Ron Crowl, president of Fenetech, provider of the Fenevison system, is one software provider that offers manufacturers assistance in tracking warranty claims.
“How companies deal with warranty claims is a very important issue with all manufacturers as it is a significant component that identifies a company’s character, reputation and even its profitability,” says Crowl. “With warranties now offered for 10, 20 or even 50 years warranty claims are a significant issue with window manufacturers.”
Fenetech has developed the FeneVision® Service Module to assist the service department of a window and door fabricator. The software is integrated with the FeneVision manufacturing software and allows the user to locate historical order information in order to determine if a window or door is within warranty quickly.
The problem is many homeowners don’t know if their windows are within warranty because they may not have read the fine print.
Following is an example of some of the details found in the paperwork. DWM found one warranty that states, “This limited warranty is transferable by the original owner to subsequent owners of the property provided X receives written notice of transfer of property within 30 days after than transfer dates, accompanies by a $3 per window transfer fee. Failure to notify X of the transfer shall relieve X of any further obligation hereunder.
Additionally, the consumer must produce the original invoice for the window and must pay at $10 processing fee to X whenever a warranty is transferred.
Burk adds that some window companies are now turning to warranties as a way to compete.
“It’s all about one-upmanship,” says Burk. “They say, ‘If you have a 20-year warranty, I’ll offer 21.’”
What the Research Says
Can windows really last for 20-25 years? According to one industry study, the answer may be yes. The Insulating Glass Manufacturers Alliance (IGMA) commissioned research looking at IG failures. Bill Lingnell of Lingnell Consulting gave a presentation at IGMA’s recent meeting that looked at the results of the 25-year year field correlation study, which began in 1980 (for more on this, see DWM, April 2006, page 133). The purpose of the study was to correlate unit failure to ASTM E 773 and E 774 for C, CB and CBA ratings. Originally the study included 2,400 units in 14 areas.
“We were not able to get to every area in the final study, but we were able to review about 1,700 units,” says Lingnell. Of the glazing systems studied, 40 percent were residential (in-plant glazed) and 60 percent were commercial (field-glazed).

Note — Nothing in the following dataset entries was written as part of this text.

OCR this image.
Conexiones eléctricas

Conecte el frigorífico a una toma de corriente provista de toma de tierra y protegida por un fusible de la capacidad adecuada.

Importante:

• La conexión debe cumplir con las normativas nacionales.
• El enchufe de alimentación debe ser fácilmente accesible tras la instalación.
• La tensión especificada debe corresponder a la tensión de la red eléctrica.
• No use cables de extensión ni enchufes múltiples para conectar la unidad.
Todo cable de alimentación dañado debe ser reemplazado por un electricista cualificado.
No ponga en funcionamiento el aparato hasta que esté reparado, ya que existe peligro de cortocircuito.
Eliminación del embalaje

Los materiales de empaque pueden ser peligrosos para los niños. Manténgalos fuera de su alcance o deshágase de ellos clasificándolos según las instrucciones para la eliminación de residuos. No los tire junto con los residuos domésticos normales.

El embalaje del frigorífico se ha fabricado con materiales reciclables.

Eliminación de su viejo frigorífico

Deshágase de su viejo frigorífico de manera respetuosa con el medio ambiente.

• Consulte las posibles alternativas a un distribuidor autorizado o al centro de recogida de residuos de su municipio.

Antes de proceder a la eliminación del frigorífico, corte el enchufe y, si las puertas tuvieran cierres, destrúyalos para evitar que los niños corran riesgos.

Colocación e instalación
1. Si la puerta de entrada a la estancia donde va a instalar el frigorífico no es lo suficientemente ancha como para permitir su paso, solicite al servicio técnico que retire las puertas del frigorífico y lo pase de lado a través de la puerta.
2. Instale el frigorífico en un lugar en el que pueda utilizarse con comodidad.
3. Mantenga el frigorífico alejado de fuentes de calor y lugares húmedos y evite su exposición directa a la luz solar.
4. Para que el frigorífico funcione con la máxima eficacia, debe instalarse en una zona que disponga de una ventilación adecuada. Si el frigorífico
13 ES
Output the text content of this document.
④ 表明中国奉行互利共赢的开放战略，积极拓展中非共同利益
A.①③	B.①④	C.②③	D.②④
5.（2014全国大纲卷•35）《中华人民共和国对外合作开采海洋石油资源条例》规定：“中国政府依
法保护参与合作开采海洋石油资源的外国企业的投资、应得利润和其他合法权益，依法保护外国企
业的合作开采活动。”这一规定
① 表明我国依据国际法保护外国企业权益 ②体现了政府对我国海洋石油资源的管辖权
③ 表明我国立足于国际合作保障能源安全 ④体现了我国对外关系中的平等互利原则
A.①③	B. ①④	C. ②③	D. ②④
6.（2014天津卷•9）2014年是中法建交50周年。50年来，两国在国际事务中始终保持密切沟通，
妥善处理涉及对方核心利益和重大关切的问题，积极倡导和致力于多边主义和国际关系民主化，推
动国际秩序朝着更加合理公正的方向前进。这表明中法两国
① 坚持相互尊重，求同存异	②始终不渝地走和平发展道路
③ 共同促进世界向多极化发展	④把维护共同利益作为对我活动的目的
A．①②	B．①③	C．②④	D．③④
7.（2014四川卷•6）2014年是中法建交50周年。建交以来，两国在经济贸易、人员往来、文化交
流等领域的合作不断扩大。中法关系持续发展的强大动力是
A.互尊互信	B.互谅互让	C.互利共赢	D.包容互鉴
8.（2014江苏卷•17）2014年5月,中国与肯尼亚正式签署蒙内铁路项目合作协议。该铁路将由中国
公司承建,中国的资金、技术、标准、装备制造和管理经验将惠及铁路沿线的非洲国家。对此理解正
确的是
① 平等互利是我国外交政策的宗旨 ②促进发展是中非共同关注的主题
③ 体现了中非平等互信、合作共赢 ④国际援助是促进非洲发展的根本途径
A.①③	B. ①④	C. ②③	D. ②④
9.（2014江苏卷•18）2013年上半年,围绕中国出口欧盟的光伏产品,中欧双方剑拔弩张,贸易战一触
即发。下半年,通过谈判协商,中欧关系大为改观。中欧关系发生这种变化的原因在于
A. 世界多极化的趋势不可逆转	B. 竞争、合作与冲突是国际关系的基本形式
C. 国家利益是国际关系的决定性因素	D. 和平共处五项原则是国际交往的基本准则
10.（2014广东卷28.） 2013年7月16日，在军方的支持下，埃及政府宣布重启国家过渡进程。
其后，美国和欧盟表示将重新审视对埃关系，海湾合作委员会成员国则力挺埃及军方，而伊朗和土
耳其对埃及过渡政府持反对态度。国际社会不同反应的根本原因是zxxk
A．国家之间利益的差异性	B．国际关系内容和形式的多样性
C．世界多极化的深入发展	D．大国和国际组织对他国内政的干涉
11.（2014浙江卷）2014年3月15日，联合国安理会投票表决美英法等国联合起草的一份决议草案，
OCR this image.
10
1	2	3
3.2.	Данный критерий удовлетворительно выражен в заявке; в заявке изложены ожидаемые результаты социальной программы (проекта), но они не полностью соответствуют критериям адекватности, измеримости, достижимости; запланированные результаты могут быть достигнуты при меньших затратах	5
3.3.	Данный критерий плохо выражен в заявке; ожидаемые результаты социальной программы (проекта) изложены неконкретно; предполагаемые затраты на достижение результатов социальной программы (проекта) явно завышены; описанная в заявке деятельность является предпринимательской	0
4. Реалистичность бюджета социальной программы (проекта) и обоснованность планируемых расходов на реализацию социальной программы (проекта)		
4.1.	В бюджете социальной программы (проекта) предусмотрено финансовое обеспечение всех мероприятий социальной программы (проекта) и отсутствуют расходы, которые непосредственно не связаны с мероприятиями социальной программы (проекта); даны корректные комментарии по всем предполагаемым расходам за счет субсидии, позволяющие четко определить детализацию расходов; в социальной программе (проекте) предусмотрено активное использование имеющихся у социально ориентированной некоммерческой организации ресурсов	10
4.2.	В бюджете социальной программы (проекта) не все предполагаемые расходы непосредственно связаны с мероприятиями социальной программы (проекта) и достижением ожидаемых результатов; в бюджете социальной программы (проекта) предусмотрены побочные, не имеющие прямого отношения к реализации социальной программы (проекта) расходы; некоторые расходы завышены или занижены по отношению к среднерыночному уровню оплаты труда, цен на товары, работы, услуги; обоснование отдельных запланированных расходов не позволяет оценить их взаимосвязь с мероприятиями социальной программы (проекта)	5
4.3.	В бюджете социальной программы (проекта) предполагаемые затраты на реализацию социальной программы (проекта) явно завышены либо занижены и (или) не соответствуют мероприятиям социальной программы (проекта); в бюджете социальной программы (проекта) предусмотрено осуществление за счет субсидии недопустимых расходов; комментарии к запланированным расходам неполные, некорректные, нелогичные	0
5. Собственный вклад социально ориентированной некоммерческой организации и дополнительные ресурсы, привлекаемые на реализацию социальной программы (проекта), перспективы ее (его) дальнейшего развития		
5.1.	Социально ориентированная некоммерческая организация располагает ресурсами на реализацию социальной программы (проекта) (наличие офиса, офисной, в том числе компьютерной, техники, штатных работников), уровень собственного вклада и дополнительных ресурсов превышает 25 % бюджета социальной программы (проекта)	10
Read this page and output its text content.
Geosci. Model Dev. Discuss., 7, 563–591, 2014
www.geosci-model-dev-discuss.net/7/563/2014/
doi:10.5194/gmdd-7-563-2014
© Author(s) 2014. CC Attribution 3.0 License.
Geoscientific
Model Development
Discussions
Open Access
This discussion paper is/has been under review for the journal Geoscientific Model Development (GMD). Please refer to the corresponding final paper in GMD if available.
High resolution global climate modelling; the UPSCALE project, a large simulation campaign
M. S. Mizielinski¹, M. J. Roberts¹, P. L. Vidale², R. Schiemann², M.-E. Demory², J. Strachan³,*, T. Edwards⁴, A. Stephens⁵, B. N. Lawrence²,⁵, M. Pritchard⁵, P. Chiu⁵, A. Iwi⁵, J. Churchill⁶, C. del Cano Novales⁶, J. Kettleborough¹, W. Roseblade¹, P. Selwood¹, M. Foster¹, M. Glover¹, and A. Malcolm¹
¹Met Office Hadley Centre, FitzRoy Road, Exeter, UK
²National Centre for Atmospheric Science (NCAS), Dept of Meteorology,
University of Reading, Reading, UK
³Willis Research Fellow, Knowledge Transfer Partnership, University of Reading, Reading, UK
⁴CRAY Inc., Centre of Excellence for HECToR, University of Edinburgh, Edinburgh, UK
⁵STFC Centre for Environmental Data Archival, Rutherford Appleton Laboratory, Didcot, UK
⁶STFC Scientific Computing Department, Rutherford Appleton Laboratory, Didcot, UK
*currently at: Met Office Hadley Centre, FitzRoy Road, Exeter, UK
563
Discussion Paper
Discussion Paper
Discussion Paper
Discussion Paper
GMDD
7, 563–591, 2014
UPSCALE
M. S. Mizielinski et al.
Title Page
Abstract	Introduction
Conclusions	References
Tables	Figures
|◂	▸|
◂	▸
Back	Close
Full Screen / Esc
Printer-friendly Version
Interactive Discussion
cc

Results at the 15-year mark showed a failure rate of about 7.9 percent; at the 25-year mark there was a 9.2 percent failure rate.
Lingnell also talked about a second study of the CBA units only that began in 1990; this one was a 15-year study. Lingnell said 10,000 of the original 14,000 units were evaluated. Of those, he said there was only a 1 percent failure rate.
Those we spoke to agree that whatever the warranty, manufacturers must be able to pay up, so to speak, when it comes to claims.
“There’s an element of competition to it,” adds Clausner. “But you must be able to stand behind it.”
Tara Taffera is the editor and publisher for DWM magazine.